第六十五話「大脱走」
通路に出ると、雇った女性たちがあちこちで男たちに声をかけ、金をせびっている光景が広がっていた。ガランとニーナもその中の一組にしか見えないだろう。
ドレス姿でぐったりとしているニーナを支えながら歩いていると、通りかかった男がニーナの手錠に目をやった。
「おい、やりすぎだぞ。そんなにぐったりするまでしたら、女衒屋の男に殺されるぞ」
男が眉をひそめた。ガランは慌てず演技した。
「いや、これは......上の趣味でね。俺も止めたんだよ! なんとか聞いてもらえてさあ」
「本当、ザックス幹部にも困ったもんだよ」男は渋い顔をした。「あそこ、俺も今度入れてもらえるかな......」
男はそう呟きながら立ち去った。
(マジでバカばっかりで助かった......)
ガランは内心で胸を撫で下ろしながら、手元の小さなスイッチを取り出した。
*カチッ*
その瞬間、基地の広い通路のど真ん中に置いてあった木箱の中で何かが点火された。
*ドーン! バチバチバチ!*
強烈な炸裂音と共に、けたたましく派手な音が鳴り響いた。
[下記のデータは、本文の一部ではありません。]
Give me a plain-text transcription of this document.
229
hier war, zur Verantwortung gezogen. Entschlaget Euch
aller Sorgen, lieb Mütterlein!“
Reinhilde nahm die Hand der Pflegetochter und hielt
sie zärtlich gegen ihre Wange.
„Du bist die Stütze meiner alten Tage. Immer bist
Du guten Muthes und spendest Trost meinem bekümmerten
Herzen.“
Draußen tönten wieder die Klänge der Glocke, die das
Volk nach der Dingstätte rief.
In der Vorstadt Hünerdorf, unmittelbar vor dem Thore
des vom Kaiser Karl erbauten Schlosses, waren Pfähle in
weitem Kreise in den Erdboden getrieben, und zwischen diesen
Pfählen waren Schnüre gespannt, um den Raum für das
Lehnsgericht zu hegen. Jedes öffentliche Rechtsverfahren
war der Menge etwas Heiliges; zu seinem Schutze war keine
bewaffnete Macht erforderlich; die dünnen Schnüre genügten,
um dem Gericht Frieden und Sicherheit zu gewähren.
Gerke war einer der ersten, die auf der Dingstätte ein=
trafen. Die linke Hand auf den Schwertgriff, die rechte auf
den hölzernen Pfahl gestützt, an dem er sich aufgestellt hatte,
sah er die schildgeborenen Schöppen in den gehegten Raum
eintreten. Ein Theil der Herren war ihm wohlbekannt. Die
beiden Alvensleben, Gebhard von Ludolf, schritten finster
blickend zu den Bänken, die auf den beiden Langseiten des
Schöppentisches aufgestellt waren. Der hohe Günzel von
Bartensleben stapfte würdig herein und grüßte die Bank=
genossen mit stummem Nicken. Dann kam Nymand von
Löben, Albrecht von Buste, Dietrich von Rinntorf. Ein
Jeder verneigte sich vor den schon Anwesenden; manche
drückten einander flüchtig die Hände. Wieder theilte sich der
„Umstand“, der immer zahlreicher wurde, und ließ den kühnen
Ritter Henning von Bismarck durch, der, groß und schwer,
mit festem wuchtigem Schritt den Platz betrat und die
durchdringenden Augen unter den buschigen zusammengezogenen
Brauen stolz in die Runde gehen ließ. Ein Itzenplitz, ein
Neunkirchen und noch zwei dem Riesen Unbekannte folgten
花火が基地内で暴発したのだ。煙が立ち込め、スプリンクラーが誤作動で水を撒き散らし始める。
「うわあああ!」
「何だこれ!」
基地内は一瞬で大混乱に陥った。遊女たちも逃げ惑い、男たちも大騒ぎしている。誰もが耳を塞ぎ、降り注ぐ水と煙で視界が遮られる。
ガランはその混乱に紛れて、駆け込んでいく男たちとは逆方向に向かった。基地の入り口で待機させていた輸送車両に辿り着くと、ニーナを助手席に押し込んだ。
「よし......」
エンジンをかけ、車両を発進させる。基地の門は、混乱で誰も管理していない。
数十秒後、ガランの胸の中でじわじわと喜びが湧き上がった。
(おいおい......マジで? うまく行っちまったよ......)
「おいニーナ! 助かっちまったぜおい!」
ガランがニーナの肩を抱くと、彼女がガブリと手に噛み付いた。
「いってえ! 俺だよ! いい加減に起きろこいつ!」
ガランは軽くニーナの頭を叩いた。薬の影響でまだ意識が曖昧なようだ。
車の無線機を操作し、雷牙号に連絡を取る。
「おい! 成功だ! 船の発進準備だ! すぐに基地の南の丘まで来てくれ!」
無線の向こうから、モニカや船員たちの歓声が聞こえてきた。
『マジで!? 船長ほんとかよ!?』
「ははは! だから言っただろ! 俺にかかりゃこんなもんよ!」
ガランは得意満面で答えた。すべてが計画通りに進んでいる。このまま回収地点に向かえば......
ふとサイドミラーを見ると、背筋が凍った。
後ろから信じられない速度で追いかけてくる影がある。人間の何倍もの速さで走ってくる青白い顔の女──リリスが、怒りに満ちた表情でこちらに向かってきている。
「やっべえ! バレた!」
ガランは輸送用の小さなオンボロ貨物車のアクセルを目一杯踏み込んだ。しかし、この車両の最高速度では、あの化け物から逃げ切るのは困難だろう。
「クソ......なんで人間があんな速度で走れるんだ!」
サイドミラーの中で、リリスの姿がどんどん大きくなってくる。その表情は、完全に殺意に満ちていた。
「おい、ニーナ! いい加減起きろよ!」
ガランは必死にニーナを揺さぶったが、彼女はまだ朦朧としている。
輸送車両は懸命に坂道を上っているが、後ろからの追跡者は確実に距離を縮めてきていた。